The experimental data collected during this study of a transmissible type of paralysis developing in tuberculous guinea pigs indicate the condition to be a true tuberculous meningitis. We have been able to rule out the possibility that it is due to a non-tuberculous infection of the central nervous system caused by Roemer's virus, or by an atypical herpes virus, or by some bacterium other than the tubercle bacillus. Roemer's virus and herpes could be eliminated from consideration when Berkefeld N filtrates of infectious brain emulsions proved incapable of reproducing the disease. Furthermore, rabbits could be infected as they cannot with Roemer's virus, and the disease elicited in rabbits bears no semblance to herpes encephalitis. No organism other than the tubercle bacillus could be obtained on culturing brain or brain emulsions from experimental cases, and no others were seen in examining fresh smear preparations from the central nervous system. In a modified Noguchi medium a tubercle bacillus possessing atypical staining properties was obtained. This organism was capable of producing the typical paralytic disease when injected intracerebrally into guinea pigs, and also generalized tuberculosis in animals inoculated subcutaneously with it.

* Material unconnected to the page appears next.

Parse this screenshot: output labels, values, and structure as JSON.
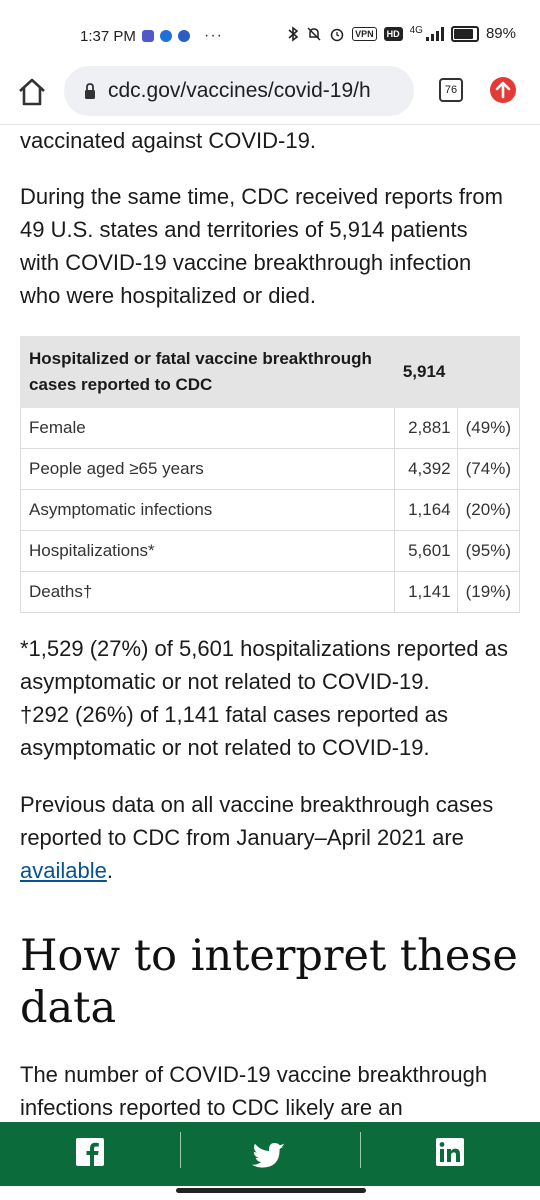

Typical tuberde bacilli were readily demonstrable in sections of the meninges from animals with the disease, and culture of pieces of brain on Dorset's egg medium usually yielded a growth of tubercle bacilli. Only in the first of the experimental passages, on the other hand, was it possible to demonstrate acid-fast organisms in fresh smear preparations from the central nervous system. This fact and the attributes of the atypically staining organisms encountered in the cultures in Noguchi media will be considered more fully in a subsequent publication.

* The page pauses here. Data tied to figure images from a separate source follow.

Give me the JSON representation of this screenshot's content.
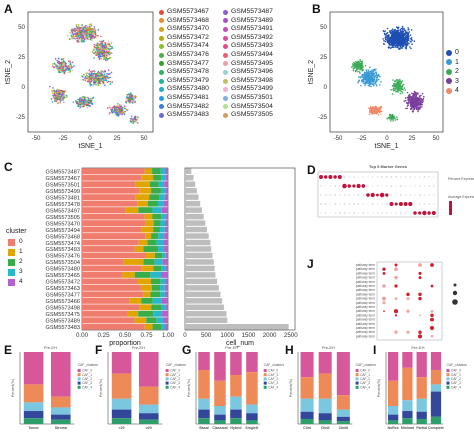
{
  "panels": {
    "A": {
      "label": "A",
      "xlabel": "tSNE_1",
      "ylabel": "tSNE_2",
      "xticks": [
        "-50",
        "-25",
        "0",
        "25",
        "50"
      ],
      "yticks": [
        "50",
        "25",
        "0",
        "-25"
      ],
      "legend": [
        "GSM5573467",
        "GSM5573468",
        "GSM5573470",
        "GSM5573472",
        "GSM5573474",
        "GSM5573476",
        "GSM5573477",
        "GSM5573478",
        "GSM5573479",
        "GSM5573480",
        "GSM5573481",
        "GSM5573482",
        "GSM5573483",
        "GSM5573487",
        "GSM5573489",
        "GSM5573491",
        "GSM5573492",
        "GSM5573493",
        "GSM5573494",
        "GSM5573495",
        "GSM5573496",
        "GSM5573498",
        "GSM5573499",
        "GSM5573501",
        "GSM5573504",
        "GSM5573505"
      ],
      "colors": [
        "#e64b35",
        "#f08a28",
        "#d9a21b",
        "#b8a800",
        "#8cbf26",
        "#4daf4a",
        "#33a02c",
        "#2cb36a",
        "#1fb59b",
        "#17b0c4",
        "#1f9fe0",
        "#3b7fd6",
        "#6a6ad8",
        "#8c5bd6",
        "#a84fd0",
        "#c44ac0",
        "#d849a8",
        "#e64a8c",
        "#f25a6e",
        "#e8a0a0",
        "#9bd0d0",
        "#c0c060",
        "#f0b0d0",
        "#80b0e0",
        "#b0e090",
        "#d0a060"
      ]
    },
    "B": {
      "label": "B",
      "xlabel": "tSNE_1",
      "ylabel": "tSNE_2",
      "xticks": [
        "-50",
        "-25",
        "0",
        "25",
        "50"
      ],
      "yticks": [
        "50",
        "25",
        "0",
        "-25"
      ],
      "legend": [
        "0",
        "1",
        "2",
        "3",
        "4"
      ],
      "colors": [
        "#1f4fb4",
        "#3a9ad6",
        "#3cab58",
        "#7a3f9e",
        "#f08a6a"
      ]
    },
    "C": {
      "label": "C",
      "xlabel": "proportion",
      "xticks": [
        "0.00",
        "0.25",
        "0.50",
        "0.75",
        "1.00"
      ],
      "legend_title": "cluster",
      "legend": [
        "0",
        "1",
        "2",
        "3",
        "4"
      ],
      "samples": [
        "GSM5573487",
        "GSM5573467",
        "GSM5573501",
        "GSM5573499",
        "GSM5573481",
        "GSM5573478",
        "GSM5573497",
        "GSM5573505",
        "GSM5573470",
        "GSM5573494",
        "GSM5573468",
        "GSM5573474",
        "GSM5573493",
        "GSM5573476",
        "GSM5573504",
        "GSM5573480",
        "GSM5573465",
        "GSM5573472",
        "GSM5573463",
        "GSM5573477",
        "GSM5573466",
        "GSM5573498",
        "GSM5573475",
        "GSM5573489",
        "GSM5573483"
      ],
      "cluster_colors": [
        "#f07c6e",
        "#e0a500",
        "#39ad4a",
        "#28b8cc",
        "#b65fcf"
      ]
    },
    "C2": {
      "xlabel": "cell_num",
      "xticks": [
        "0",
        "500",
        "1000",
        "1500",
        "2000",
        "2500"
      ],
      "cell_num": [
        2450,
        1000,
        980,
        920,
        880,
        840,
        800,
        760,
        720,
        700,
        680,
        650,
        620,
        600,
        560,
        520,
        480,
        440,
        400,
        360,
        320,
        280,
        240,
        200,
        150
      ]
    },
    "D": {
      "label": "D",
      "title": "Top 5 Marker Genes",
      "legend1": "Percent Expressed",
      "legend2": "Average Expression"
    },
    "J": {
      "label": "J"
    },
    "E": {
      "label": "E",
      "title": "Pre-EH",
      "legend_title": "CAF_clusters",
      "ylabel": "Percent(%)",
      "xticks": [
        "Tumor",
        "Stroma"
      ]
    },
    "F": {
      "label": "F",
      "title": "Pre-EH",
      "legend_title": "CAF_clusters",
      "ylabel": "Percent(%)",
      "xticks": [
        "<20",
        "≥20"
      ]
    },
    "G": {
      "label": "G",
      "title": "Pre-EH",
      "legend_title": "CAF_clusters",
      "ylabel": "Percent(%)",
      "xticks": [
        "Basal",
        "Classical",
        "Hybrid",
        "SingleK"
      ]
    },
    "H": {
      "label": "H",
      "title": "Pre-EH",
      "legend_title": "CAF_clusters",
      "ylabel": "Percent(%)",
      "xticks": [
        "ClinI",
        "ClinII",
        "ClinIII"
      ]
    },
    "I": {
      "label": "I",
      "title": "Pre-EH",
      "legend_title": "CAF_clusters",
      "ylabel": "Percent(%)",
      "xticks": [
        "NoRes",
        "Minimal",
        "Partial",
        "Complete"
      ]
    }
  },
  "caf_legend": [
    "CAF_0",
    "CAF_1",
    "CAF_2",
    "CAF_3",
    "CAF_4"
  ],
  "caf_colors": [
    "#d6589a",
    "#ed8a58",
    "#7cc7e0",
    "#33489a",
    "#2e9e6a"
  ],
  "bottom_bars": {
    "E": [
      [
        45,
        25,
        12,
        10,
        8
      ],
      [
        62,
        15,
        10,
        7,
        6
      ]
    ],
    "F": [
      [
        30,
        35,
        15,
        12,
        8
      ],
      [
        48,
        25,
        12,
        9,
        6
      ]
    ],
    "G": [
      [
        25,
        40,
        15,
        12,
        8
      ],
      [
        40,
        35,
        12,
        8,
        5
      ],
      [
        32,
        30,
        18,
        12,
        8
      ],
      [
        28,
        45,
        12,
        10,
        5
      ]
    ],
    "H": [
      [
        35,
        30,
        18,
        10,
        7
      ],
      [
        30,
        35,
        20,
        10,
        5
      ],
      [
        60,
        20,
        10,
        6,
        4
      ]
    ],
    "I": [
      [
        40,
        35,
        12,
        8,
        5
      ],
      [
        22,
        45,
        15,
        10,
        8
      ],
      [
        35,
        30,
        18,
        10,
        7
      ],
      [
        25,
        20,
        10,
        35,
        10
      ]
    ]
  }
}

In view of the much discussed question of the filtrability of the tubercle bacillus our observations concerning the failure of this organism to pass a Berkefeld N filter are of interest. No animal in our series inoculated intracerebrally with brain emulsion from either a "spontaneous" or experimental case of tuberculous meningitis failed to develop meningitis, and that rather acutely, while no animal in our series injected with a Berkefeld filtrate of brain emulsion has developed tuberculous meningitis or any other form of tuberculosis. In connection with this observation it must be recalled that the organism was atypical in respect to its staining qualities at least.